OTTAWA - An exhibit featuring Nazi regalia and photos of an artist consummating his marriage to his porn-star wife has prompted the National Gallery of Canada to limit children's access to the showing.

Pop Life: Art in a Material World, on loan from London's renowned Tate Museum, will be the featured exhibition in Canada's premier gallery this summer.

The 11-room spectacle features work from pop artists Andy Warhol, Jeff Koons and several others who were inspired by Warhol, who took subjects as banal as celebrity portraits and every day consumer goods and transformed them into works of art.

But the provocative nature of the exhibit has prompted the minister responsible for art in Canada to declare that he won't be attending the show the government has helped fund.

"I've made my personal judgment and I'm not interested in seeing the exhibition any more than I've already seen it," Heritage Minister James Moore said.

Moore said he saw photos of the exhibit when the gallery requested additional funding from the government for the exhibit. That funding request was denied, but not because of its content, Moore said.

The heritage minister announced Thursday that the gallery was among four institutions to benefit from a $15 million investment in national museums. The gallery will receive $2 million.

Moore said the exhibit had no impact on his ministry's funding decisions.

"I'm not the minister of good taste, I'm the minister of heritage," Moore said in French Thursday.

"Individual Canadians have the right to decide what kinds of arts and culture they want to consume, and they can vote with their feet and their wallets on their own."

Young children who are not accompanied by an adult will not be allowed to enter two rooms of the exhibit.

Jonathan Shaughnessy, co-ordinating curator for the exhibit, said the gallery has a responsibility to ensure that young people aren't exposed to shocking images without their parents' knowledge.

"The gallery doesn't want to censor the work that's on display in the gallery, obviously," Shaughnessy said. "But we have an obligation that we can't have young people that are unescorted go home after and say, look what I saw at the national gallery today."

Shaughnessy said the gallery would not specifically check identification at the door.

National Art Gallery director Marc Mayer said he wasn't concerned about the controversy surrounding the show.

"The show hasn't opened yet," he told reporters. "So first of all, controversy is in the eye of the beholder, and second, let's wait to see the exhibition before we have any controversy."

The gallery's exhibits have provoked opposition in the past.

The gallery issued a warning label for several paintings by Daphne Odjig this past winter for their sexually explicit nature.
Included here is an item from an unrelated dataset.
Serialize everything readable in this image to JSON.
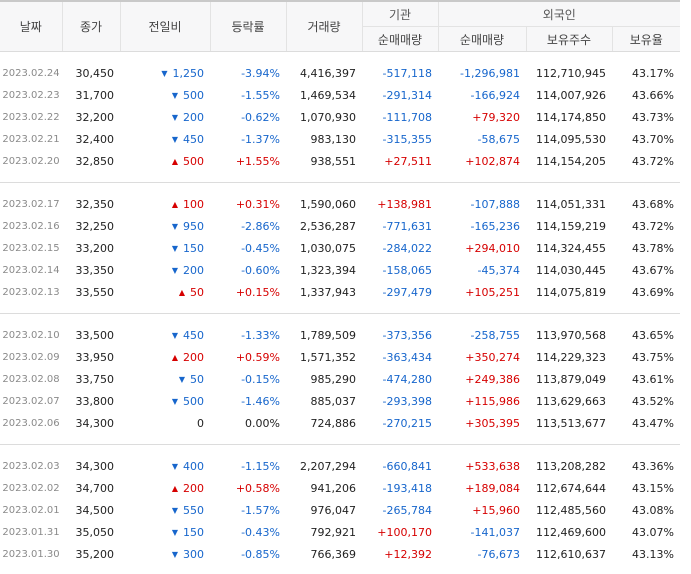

Another warning was posted outside a room containing a picture of a man masturbating on the Internet.

Diana Nemiroff, director of the art gallery at Carleton University, said part of the role of art is to provoke and challenge the viewer.

Nemiroff is no stranger to that kind of provocation. As a curator of the National Art Gallery in 1990, she defended the gallery's decision to spend $1.8 million on Barnett Newman's Voice of Fire, a massive canvas with vertical blue and red stripes that many said was too simple to be called art.

The painting sparked a parliamentary debate over what constitutes art -- and eventually appreciated significantly in value.

"Often art galleries are in a position of being taste leaders," Nemiroff said. "The aim is to bring the audience along rather than follow it."

The Pop Life exhibit opens in June and runs throughout the summer.